For now, I’m taking claims based on Covid-19 mortality rates and IFR with a large grain of salt. What we know works is social distancing, hand washing, and testing. What we don’t know with enough precision to make decisions is Covid-19 mortality rate and IFR.

Sorry I got all high and mighty about sourcing. That allows me to sink innocently into some pure speculation about blood type, blood clots, ACE inhibitors, and testicles. Now that I’ve got your attention, these are all subjects I plan to write about in the next couple of days. I’m just going to say that (cover your eyes if you’re squeamish) it looks like men may have a higher mortality than women because their testicles are a reservoir for Covid-19 and so be careful having oral sex! Just speculation, mind you.

Books. I knew you wanted an update on books, so welcome to the book corner.

First off, I sent the final revision of Dear Mustafa to my editor yesterday. Yea!

Writing yesterday about how the earliest US Covid-19 cases probably were in Santa Clara County rather than Kirkland, Washington, I was reminded of Randy Shilts’ Patient Zero conceit in his book And the Band Played On: Politics, People, and the AIDS Epidemic. Shilts annoints Canadian flight attendant Gaëtan Dugas as Patient Zero and follows his sexual exploits as way of educating readers about the early spread of HIV. For the record, I had dinner with Randy at some random AIDS benefit in San Francisco.

Before Covid-19, small bookstores were making a comeback. In this interview, Peter Mulvihill from Green Apple Books talks both about his struggle to keep his three San Francisco stores open during the Covid-19 pandemic and about what people are reading. [Hint: think plague]. It’s a great view into the day-to-day problems of trying to keep a small business afloat.

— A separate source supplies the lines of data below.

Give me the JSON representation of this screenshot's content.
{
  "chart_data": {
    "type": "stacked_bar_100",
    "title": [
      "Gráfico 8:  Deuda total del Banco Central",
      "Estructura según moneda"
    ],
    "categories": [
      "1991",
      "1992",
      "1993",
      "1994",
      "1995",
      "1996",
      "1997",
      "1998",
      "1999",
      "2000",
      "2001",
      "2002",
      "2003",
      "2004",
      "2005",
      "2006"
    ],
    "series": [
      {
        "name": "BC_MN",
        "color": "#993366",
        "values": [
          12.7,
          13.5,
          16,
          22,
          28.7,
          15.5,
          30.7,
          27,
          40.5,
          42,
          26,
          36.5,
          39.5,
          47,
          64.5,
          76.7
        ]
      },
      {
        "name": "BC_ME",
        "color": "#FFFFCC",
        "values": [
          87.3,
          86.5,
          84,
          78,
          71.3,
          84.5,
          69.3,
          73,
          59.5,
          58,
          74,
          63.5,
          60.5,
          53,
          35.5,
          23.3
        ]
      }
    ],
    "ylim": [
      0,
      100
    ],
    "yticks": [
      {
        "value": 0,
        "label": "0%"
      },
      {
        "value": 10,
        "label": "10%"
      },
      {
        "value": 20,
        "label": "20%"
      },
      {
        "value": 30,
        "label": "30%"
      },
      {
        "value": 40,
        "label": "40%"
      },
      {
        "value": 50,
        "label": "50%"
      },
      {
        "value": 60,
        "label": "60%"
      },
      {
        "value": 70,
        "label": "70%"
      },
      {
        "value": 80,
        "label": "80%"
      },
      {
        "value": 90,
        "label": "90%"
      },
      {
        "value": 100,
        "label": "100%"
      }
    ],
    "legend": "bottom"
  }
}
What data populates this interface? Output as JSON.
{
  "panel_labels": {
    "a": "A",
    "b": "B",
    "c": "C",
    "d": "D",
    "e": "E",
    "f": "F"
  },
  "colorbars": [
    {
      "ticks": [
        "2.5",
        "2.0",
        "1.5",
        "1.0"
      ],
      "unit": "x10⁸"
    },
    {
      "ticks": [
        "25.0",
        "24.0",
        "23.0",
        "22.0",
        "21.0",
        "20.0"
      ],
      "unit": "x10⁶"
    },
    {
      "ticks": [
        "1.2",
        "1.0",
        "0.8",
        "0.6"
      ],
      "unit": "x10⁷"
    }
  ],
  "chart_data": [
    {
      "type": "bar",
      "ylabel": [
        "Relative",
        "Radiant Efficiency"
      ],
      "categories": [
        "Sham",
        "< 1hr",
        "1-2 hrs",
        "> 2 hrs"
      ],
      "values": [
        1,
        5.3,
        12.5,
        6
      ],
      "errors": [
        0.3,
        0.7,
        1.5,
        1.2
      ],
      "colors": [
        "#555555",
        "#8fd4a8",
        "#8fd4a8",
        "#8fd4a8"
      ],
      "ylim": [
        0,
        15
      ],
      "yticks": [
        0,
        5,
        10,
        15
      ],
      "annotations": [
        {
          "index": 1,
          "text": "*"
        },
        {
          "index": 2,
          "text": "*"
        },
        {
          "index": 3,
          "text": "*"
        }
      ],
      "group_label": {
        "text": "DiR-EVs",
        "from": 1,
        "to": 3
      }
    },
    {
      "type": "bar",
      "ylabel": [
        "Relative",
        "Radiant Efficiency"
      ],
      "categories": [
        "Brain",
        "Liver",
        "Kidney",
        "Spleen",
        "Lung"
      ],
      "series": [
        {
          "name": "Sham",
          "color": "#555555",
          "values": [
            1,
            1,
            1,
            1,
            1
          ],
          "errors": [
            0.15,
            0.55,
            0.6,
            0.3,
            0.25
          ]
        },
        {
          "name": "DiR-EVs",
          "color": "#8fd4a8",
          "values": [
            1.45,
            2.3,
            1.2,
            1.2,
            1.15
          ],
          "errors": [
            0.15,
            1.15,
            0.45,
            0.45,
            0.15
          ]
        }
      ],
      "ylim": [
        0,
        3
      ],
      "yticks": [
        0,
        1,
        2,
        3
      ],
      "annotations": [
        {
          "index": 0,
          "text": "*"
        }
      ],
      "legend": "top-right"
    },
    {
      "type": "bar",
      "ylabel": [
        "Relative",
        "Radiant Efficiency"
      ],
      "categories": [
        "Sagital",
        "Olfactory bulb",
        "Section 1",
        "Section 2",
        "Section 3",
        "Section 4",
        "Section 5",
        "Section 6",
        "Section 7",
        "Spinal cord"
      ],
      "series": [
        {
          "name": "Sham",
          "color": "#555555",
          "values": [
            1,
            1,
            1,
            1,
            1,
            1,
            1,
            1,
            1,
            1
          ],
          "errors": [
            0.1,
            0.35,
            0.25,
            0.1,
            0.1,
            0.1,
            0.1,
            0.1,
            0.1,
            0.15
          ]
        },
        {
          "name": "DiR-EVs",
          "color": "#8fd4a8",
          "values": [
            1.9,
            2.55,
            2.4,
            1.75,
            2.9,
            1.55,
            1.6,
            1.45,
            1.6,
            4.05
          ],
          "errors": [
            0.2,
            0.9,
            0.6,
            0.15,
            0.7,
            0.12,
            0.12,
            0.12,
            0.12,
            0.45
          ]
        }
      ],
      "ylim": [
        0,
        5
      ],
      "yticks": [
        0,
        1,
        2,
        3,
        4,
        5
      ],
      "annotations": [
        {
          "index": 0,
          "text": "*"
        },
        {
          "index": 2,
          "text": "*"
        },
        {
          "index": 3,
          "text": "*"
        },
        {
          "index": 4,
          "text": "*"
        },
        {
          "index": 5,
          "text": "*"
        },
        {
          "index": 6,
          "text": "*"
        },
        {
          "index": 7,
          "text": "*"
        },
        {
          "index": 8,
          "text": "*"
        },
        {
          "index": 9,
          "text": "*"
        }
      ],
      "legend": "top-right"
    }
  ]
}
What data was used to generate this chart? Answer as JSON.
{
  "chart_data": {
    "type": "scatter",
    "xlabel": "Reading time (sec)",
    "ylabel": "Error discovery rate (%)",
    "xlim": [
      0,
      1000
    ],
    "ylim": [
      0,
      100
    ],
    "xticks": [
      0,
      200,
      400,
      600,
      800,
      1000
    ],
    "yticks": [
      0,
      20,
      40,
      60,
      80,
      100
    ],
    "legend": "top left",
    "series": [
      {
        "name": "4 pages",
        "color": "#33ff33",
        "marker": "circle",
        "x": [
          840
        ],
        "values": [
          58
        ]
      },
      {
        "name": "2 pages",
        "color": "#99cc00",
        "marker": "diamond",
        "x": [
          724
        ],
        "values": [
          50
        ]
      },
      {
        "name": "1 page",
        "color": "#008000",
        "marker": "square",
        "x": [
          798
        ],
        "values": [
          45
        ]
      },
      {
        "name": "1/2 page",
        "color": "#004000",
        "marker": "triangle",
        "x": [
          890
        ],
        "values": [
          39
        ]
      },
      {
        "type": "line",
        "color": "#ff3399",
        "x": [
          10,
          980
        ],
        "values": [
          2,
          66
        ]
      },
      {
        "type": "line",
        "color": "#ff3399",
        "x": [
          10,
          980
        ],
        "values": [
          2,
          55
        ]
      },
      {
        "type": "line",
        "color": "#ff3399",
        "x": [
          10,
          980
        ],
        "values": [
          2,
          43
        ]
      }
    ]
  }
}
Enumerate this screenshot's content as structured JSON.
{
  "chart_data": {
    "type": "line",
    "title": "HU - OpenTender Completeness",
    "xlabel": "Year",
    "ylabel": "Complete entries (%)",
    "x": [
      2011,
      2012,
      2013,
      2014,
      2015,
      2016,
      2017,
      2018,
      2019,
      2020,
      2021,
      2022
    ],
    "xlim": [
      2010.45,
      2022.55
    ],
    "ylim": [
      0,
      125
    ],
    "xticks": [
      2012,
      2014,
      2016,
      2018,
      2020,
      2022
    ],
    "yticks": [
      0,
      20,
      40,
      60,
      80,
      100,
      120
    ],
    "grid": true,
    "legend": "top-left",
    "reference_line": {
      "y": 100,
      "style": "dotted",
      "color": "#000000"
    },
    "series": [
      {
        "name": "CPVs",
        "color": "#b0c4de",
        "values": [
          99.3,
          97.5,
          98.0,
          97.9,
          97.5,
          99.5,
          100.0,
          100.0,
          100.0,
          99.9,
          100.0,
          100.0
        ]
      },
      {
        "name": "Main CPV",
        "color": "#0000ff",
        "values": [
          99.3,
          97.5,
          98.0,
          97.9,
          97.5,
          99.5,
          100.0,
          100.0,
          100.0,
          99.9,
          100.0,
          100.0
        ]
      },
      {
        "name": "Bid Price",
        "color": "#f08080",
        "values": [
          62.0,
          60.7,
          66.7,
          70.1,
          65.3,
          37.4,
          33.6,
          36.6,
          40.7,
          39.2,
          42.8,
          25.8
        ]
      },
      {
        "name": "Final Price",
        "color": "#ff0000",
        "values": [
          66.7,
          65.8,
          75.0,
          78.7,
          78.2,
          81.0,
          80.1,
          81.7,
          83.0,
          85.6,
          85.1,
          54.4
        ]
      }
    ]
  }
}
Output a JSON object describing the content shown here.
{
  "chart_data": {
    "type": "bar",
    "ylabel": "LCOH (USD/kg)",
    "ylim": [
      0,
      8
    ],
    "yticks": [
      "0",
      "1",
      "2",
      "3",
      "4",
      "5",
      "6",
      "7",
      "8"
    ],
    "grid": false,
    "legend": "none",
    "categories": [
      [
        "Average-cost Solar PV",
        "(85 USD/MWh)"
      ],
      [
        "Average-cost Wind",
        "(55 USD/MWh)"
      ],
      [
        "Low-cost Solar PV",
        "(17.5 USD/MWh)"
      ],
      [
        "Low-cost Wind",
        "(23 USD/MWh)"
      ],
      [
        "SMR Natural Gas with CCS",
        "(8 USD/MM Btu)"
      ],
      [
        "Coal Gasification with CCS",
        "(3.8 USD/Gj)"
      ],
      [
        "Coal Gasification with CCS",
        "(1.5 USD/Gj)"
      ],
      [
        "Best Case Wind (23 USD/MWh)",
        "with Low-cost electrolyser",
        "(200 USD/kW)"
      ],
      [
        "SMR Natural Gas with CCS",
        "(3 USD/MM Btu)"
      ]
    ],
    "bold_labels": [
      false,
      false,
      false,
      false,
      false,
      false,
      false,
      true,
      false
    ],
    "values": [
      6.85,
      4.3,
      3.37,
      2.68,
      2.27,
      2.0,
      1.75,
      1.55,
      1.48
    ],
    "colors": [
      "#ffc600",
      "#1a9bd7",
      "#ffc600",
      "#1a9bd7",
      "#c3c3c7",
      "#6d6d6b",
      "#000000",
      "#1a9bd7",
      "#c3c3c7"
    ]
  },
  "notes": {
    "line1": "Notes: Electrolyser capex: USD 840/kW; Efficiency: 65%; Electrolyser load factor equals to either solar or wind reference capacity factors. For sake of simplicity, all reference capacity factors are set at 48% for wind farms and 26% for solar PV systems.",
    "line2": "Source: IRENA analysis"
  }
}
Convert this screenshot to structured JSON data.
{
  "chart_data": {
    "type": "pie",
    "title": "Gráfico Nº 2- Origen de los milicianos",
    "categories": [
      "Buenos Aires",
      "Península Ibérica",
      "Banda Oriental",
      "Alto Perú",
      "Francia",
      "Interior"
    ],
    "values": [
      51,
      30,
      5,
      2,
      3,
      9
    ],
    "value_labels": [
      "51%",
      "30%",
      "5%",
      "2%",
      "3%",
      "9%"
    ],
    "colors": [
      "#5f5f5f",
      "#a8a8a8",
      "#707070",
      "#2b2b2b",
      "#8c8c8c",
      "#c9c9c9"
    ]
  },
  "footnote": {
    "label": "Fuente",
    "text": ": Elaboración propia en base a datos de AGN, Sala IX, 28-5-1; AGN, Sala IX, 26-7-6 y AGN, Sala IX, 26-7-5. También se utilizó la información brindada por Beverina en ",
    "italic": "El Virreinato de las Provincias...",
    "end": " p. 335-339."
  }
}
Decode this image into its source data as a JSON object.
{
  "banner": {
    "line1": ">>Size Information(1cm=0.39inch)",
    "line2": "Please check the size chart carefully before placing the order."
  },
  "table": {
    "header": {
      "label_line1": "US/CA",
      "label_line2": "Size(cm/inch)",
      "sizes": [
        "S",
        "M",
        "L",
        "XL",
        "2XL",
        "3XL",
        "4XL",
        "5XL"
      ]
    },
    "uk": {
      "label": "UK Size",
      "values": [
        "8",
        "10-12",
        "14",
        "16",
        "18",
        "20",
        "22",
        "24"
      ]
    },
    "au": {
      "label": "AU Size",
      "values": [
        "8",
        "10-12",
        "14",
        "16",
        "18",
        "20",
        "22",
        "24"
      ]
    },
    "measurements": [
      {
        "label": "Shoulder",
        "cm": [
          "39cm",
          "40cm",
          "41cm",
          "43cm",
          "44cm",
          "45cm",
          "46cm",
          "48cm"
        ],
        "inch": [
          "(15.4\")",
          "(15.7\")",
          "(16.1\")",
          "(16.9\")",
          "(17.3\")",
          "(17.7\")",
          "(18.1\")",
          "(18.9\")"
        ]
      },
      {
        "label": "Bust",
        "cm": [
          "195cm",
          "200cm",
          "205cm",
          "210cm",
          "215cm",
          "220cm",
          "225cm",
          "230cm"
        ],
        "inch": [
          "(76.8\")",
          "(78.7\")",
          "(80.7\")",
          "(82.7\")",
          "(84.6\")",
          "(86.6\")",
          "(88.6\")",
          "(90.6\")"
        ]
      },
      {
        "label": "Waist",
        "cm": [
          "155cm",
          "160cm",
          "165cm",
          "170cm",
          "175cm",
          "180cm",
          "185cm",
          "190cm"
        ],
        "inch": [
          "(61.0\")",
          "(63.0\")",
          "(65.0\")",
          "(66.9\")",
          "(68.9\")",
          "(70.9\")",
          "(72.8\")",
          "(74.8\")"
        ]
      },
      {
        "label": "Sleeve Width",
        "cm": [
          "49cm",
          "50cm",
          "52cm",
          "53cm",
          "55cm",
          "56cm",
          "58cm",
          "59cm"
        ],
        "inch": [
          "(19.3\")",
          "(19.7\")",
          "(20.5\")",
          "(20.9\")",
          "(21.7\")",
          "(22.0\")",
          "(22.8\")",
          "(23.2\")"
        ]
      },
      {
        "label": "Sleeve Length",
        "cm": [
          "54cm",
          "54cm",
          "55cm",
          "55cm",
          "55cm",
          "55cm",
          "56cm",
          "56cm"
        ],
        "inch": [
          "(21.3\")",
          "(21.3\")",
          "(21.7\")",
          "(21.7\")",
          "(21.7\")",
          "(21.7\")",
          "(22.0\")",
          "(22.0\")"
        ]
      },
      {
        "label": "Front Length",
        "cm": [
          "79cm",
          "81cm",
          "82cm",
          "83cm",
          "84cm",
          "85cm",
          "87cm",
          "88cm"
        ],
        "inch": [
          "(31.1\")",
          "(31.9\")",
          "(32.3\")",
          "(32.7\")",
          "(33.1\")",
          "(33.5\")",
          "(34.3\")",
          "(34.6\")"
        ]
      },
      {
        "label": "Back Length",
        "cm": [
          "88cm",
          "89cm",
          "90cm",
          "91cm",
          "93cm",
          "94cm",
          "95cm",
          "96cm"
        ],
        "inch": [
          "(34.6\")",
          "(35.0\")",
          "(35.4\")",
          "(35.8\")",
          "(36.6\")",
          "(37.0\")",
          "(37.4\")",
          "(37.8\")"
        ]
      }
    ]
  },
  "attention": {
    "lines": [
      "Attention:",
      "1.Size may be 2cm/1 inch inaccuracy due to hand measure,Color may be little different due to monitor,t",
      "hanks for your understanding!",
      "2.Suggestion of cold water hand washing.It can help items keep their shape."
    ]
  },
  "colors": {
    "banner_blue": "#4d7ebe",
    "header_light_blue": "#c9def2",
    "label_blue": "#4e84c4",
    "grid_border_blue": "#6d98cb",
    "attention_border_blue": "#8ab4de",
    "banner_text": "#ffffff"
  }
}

Finally, Happy Sant Jordi Day from Barcelona! My friend Laura reminded me that, along with everyone else, I’m missing Barcelona’s Sant Jordi book festival because we can’t have one this year. Barcelona has book stores everywhere, which, in addition to Bicing, is another reason I was attracted to the city. This also was the first year New York City was going to adopt the Barcelona tradition, so I guess I could have celebrated Sant Jordi there if I hadn’t moved to Barcelona. Alas, I have my Bicing bike again but no bookstores to visit.